Look kunci menghadirkan motif stripe, denim tailored, layered dress, dan sneakers Stan Smith versi reimagined.
Sorotan utamanya adalah kolaborasi Takahiro Miyashita dengan grafis bold dan Yakutat Boot TM.
Y-3 menampilkan koleksi runway Spring/Summer 2027 di Palais Brongniart yang bersejarah di Paris, dengan pesan utama berupa dekonstruksi puitis terhadap kultur sepak bola. Pergelaran ini menangkap denyut kolektif permainan global dengan mengubah venue menjadi interpretasi brutalist dari sebuah stadion sepak bola. Para tamu duduk di bangku tribun layaknya stadion sungguhan, disinari lampu stadion yang intens serta pencahayaan ambient abstrak yang terinspirasi dari layar LED di pinggir lapangan. Runway-nya sendiri dilapisi astroturf hitam pekat, menjadi panggung dramatis untuk pertunjukan tiga babak para seniman gerak dengan koreografi yang merefleksikan naik-turunnya emosi dalam sebuah pertandingan sepak bola.
Deretan look ini dengan mulus bermain di titik temu antara fungsi atletis dan ekspresi sartorial avant-garde. Gaya mainline sangat mengandalkan motif tiga garis ikonis yang menyatukan citra klasik adidas dengan sentuhan memberontak bernuansa kontra-kultur. Setiap busana menjaga keseimbangan antara struktur dan fluiditas, menampilkan denim berpotongan presisi berdampingan dengan gaun wanita yang terkonstuksi elegan, didefinisikan oleh teknik layering ekspresif dan siluet drapery yang mengalun. Rangkaian tampilan di runway memantapkan estetika gelap nan moody, didominasi hitam pekat, lapisan monokromatis yang presisi, dan topi atletik ramping berlogo tiga garis putih ikonis.
Footwear tampil sebagai jangkar utama koleksi musim ini, disorot lewat reinterpretasi radikal atas siluet adidas yang tak lekang waktu. Yang paling menonjol, sneakers tenis klasik digugat ulang lewat Y-3 STAN SMITH SQ terbaru, yang menghadirkan siluet super formal nan tak terduga dengan ujung kotak dan hak yang ditinggikan. Adaptasi formal ini dipadankan dengan Y-3 STAN SMITH LO PRO yang lebih ramping dan low-profile. Selain itu, brand juga menghidupkan kembali Y-3 YAKUTAT, siluet arsip yang pertama kali diperkenalkan di SS08, kini direkayasa ulang dengan konstruksi sangat breathable yang sepenuhnya siap menyambut musim panas.

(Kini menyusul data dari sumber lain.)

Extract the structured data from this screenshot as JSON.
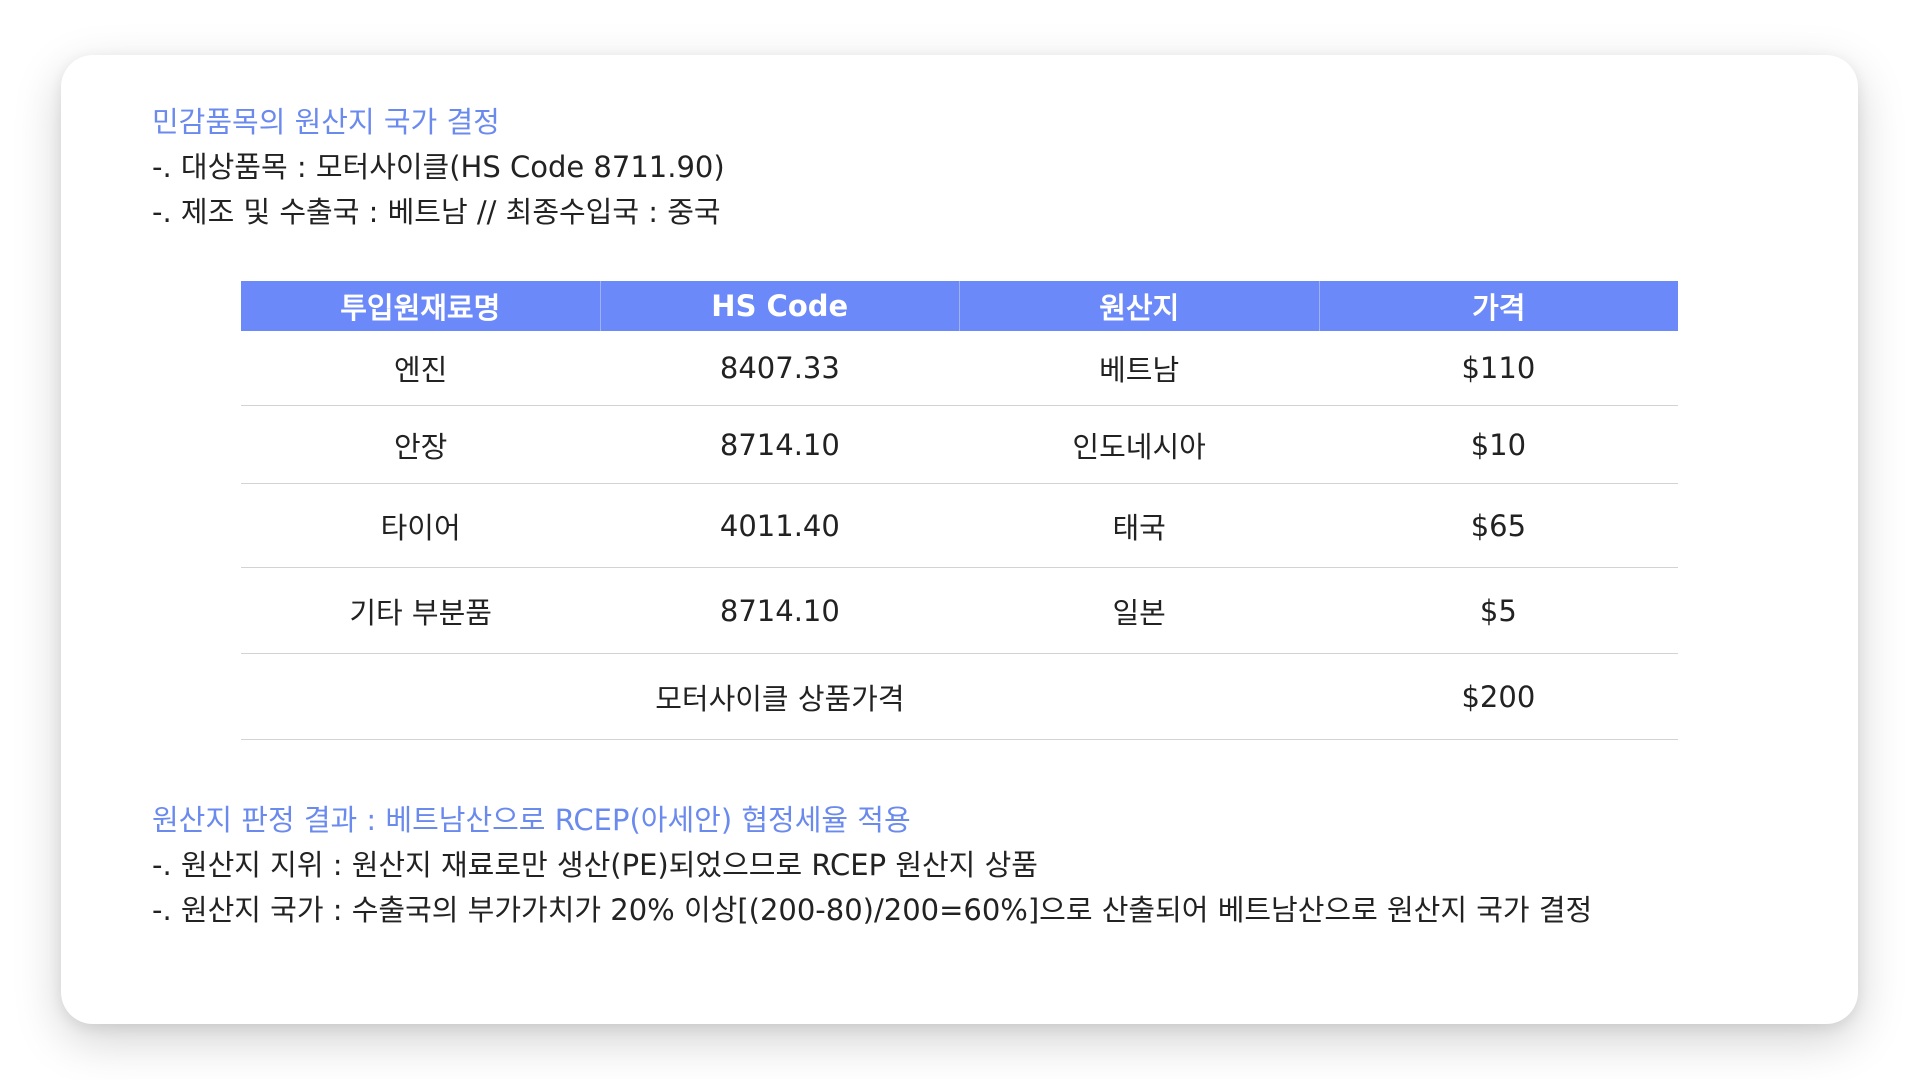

Sorotan menarik lain dari presentasi ini adalah sederet koleksi kolaboratif yang dikembangkan bersama Takahiro Miyashita dan label yang ia hidupkan kembali, Number (N)ine. Berangkat dari komitmen bersama untuk terus mendorong batas estetika, kapsul teknis ini membayangkan ulang siluet khas Y-3 lewat jersey sepak bola yang disubversi dengan detail jahitan berteiping, sweater rajut yang dipadukan benang reflektif, serta ornamen logam yang tegas dan mencolok.